The biggest deal last year was Verizon's (VZ) agreement to purchase Vodafone's (VOD) 45% stake in Verizon Wireless for around $130 billion. However, that was mostly a matter of Verizon taking full ownership of a unit it already controlled operationally.
In terms of traditional transactions, the two biggest deals of 2013 were the $28 billion buyout of Heinz by Berkshire Hathaway (BRKA) and 3G Partners, and the $25 billion acquisition of Dell by founder Michael Dell and private equity firm Silver Lake.
Mergermarket's Levin reckons 2014 is also ripe for a couple of megadeals involving strategic buyouts, especially in the tech sector.
"You have all of these really mature tech companies, like Google (GOOG) and Microsoft (MSFT), all trying to look for the next big thing," she said. "For those guys, the best way to do it is not organically but to go out and buy a really hot company.

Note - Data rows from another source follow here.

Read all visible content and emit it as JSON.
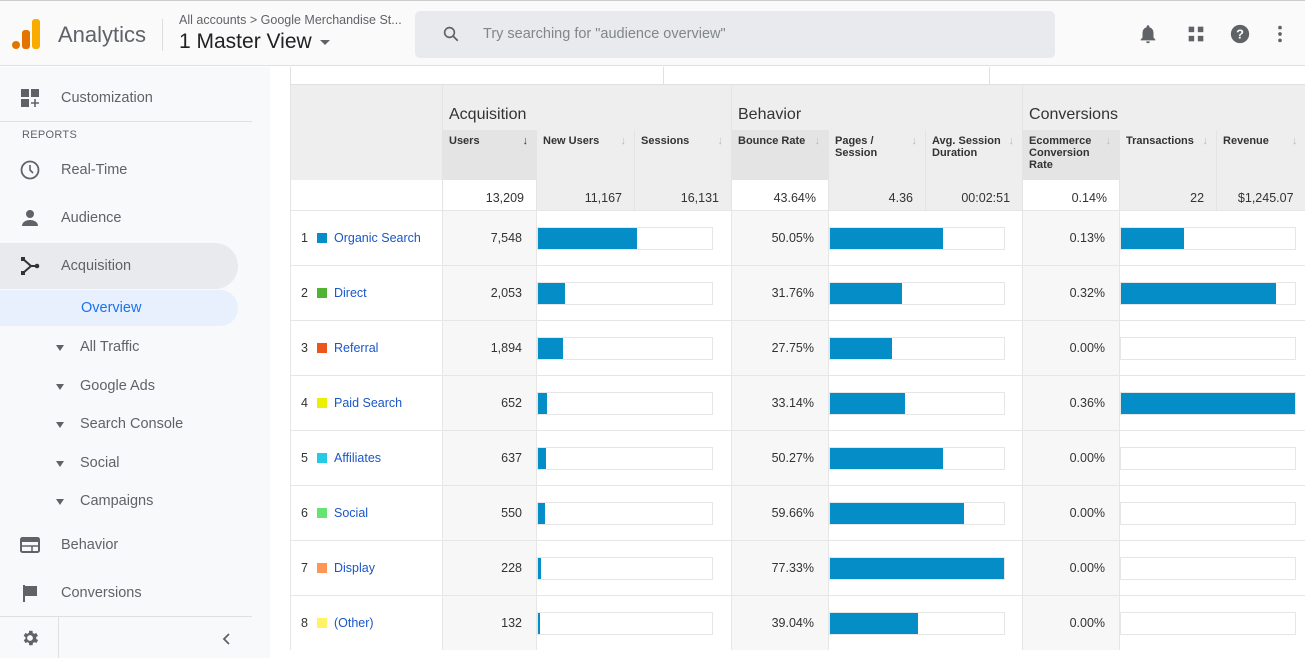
{
  "header": {
    "app_name": "Analytics",
    "breadcrumb": "All accounts > Google Merchandise St...",
    "view_name": "1 Master View",
    "search_placeholder": "Try searching for \"audience overview\"",
    "icons": [
      "bell-icon",
      "apps-grid-icon",
      "help-icon",
      "more-vert-icon"
    ]
  },
  "sidebar": {
    "customization": "Customization",
    "reports_label": "REPORTS",
    "items": [
      {
        "label": "Real-Time",
        "icon": "clock-icon"
      },
      {
        "label": "Audience",
        "icon": "person-icon"
      },
      {
        "label": "Acquisition",
        "icon": "acquisition-icon"
      }
    ],
    "acquisition_sub": {
      "overview": "Overview",
      "children": [
        "All Traffic",
        "Google Ads",
        "Search Console",
        "Social",
        "Campaigns"
      ]
    },
    "bottom_items": [
      {
        "label": "Behavior",
        "icon": "behavior-icon"
      },
      {
        "label": "Conversions",
        "icon": "flag-icon"
      }
    ]
  },
  "table": {
    "groups": [
      "Acquisition",
      "Behavior",
      "Conversions"
    ],
    "columns": [
      "Users",
      "New Users",
      "Sessions",
      "Bounce Rate",
      "Pages / Session",
      "Avg. Session Duration",
      "Ecommerce Conversion Rate",
      "Transactions",
      "Revenue"
    ],
    "sort_icon": "↓",
    "totals": [
      "13,209",
      "11,167",
      "16,131",
      "43.64%",
      "4.36",
      "00:02:51",
      "0.14%",
      "22",
      "$1,245.07"
    ],
    "rows": [
      {
        "rank": "1",
        "channel": "Organic Search",
        "color": "#058dc7",
        "users": "7,548",
        "users_bar": 0.571,
        "bounce": "50.05%",
        "bounce_bar": 0.647,
        "conv": "0.13%",
        "conv_bar": 0.361
      },
      {
        "rank": "2",
        "channel": "Direct",
        "color": "#50b432",
        "users": "2,053",
        "users_bar": 0.155,
        "bounce": "31.76%",
        "bounce_bar": 0.411,
        "conv": "0.32%",
        "conv_bar": 0.889
      },
      {
        "rank": "3",
        "channel": "Referral",
        "color": "#ed561b",
        "users": "1,894",
        "users_bar": 0.143,
        "bounce": "27.75%",
        "bounce_bar": 0.359,
        "conv": "0.00%",
        "conv_bar": 0
      },
      {
        "rank": "4",
        "channel": "Paid Search",
        "color": "#edef00",
        "users": "652",
        "users_bar": 0.049,
        "bounce": "33.14%",
        "bounce_bar": 0.429,
        "conv": "0.36%",
        "conv_bar": 1.0
      },
      {
        "rank": "5",
        "channel": "Affiliates",
        "color": "#24cbe5",
        "users": "637",
        "users_bar": 0.048,
        "bounce": "50.27%",
        "bounce_bar": 0.65,
        "conv": "0.00%",
        "conv_bar": 0
      },
      {
        "rank": "6",
        "channel": "Social",
        "color": "#64e572",
        "users": "550",
        "users_bar": 0.042,
        "bounce": "59.66%",
        "bounce_bar": 0.771,
        "conv": "0.00%",
        "conv_bar": 0
      },
      {
        "rank": "7",
        "channel": "Display",
        "color": "#ff9655",
        "users": "228",
        "users_bar": 0.017,
        "bounce": "77.33%",
        "bounce_bar": 1.0,
        "conv": "0.00%",
        "conv_bar": 0
      },
      {
        "rank": "8",
        "channel": "(Other)",
        "color": "#fff263",
        "users": "132",
        "users_bar": 0.01,
        "bounce": "39.04%",
        "bounce_bar": 0.505,
        "conv": "0.00%",
        "conv_bar": 0
      }
    ]
  },
  "colors": {
    "bar": "#058dc7",
    "selected_nav": "#1a73e8"
  }
}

Google will have a little more money in its coffers when it closes the sale of its Motorola Mobility smartphone unit to Lenovo. That deal, valued at about $2.9 billion, was announced on Jan. 28.
Google bought Motorola Mobility for $12.5 billion in 2011.
Similarly, many private equity funds have large amounts of uninvested capital that can be used for buyouts, says Marc Moyers, KPMG's national sector leader for private equity.
"They are seeking attractive opportunities, especially in emerging markets and in industries that exhibit the potential for above-average growth," Moyers said.
Levin also looks for a busy year in emerging markets, as well as in Latin America.
"There should be a lot of activity in Latin America," she said. "It's more compelling than Asia to investors in the U.S. because it's closer, and there are very significant companies there.
Activity in Europe has already been brisk this year. According to a report from Thomson Reuters, European M&A totaled $53.6 billion year-to-date through Feb. 7. That is up 32% from a year ago and marks the strongest start for deal-making in Europe since 2011.
By comparison, M&A activity in Asia-Pacific totaled $35 billion year-to-date, a 1% gain vs. 2013.
In terms of deal size, the middle market should produce the lion's share of deals this year.
Less Than $250 Million
According to the KPMG survey, more than three-quarters of respondents said the average enterprise value per acquisition for their companies would be less than $250 million. Another 12% set the figure at $250 million to $499 million.
RBS' Rubino, whose company mainly deals in the middle market, says private equity firms will be busy "both trying to acquire and to monetize existing investments.
On the corporate strategic side, he looks for companies to take a more measured approach this year.
"In 2013, firms that were selling really were intent on selling right now, and on selling all of the company," Rubino said. "Today they might be willing to wait a little longer, and to sell only part of the business.
On the buy side, he says, "they are doing kind of the same thing. Maybe I'll buy in Europe, or buy a new product line. It has to have strategic value."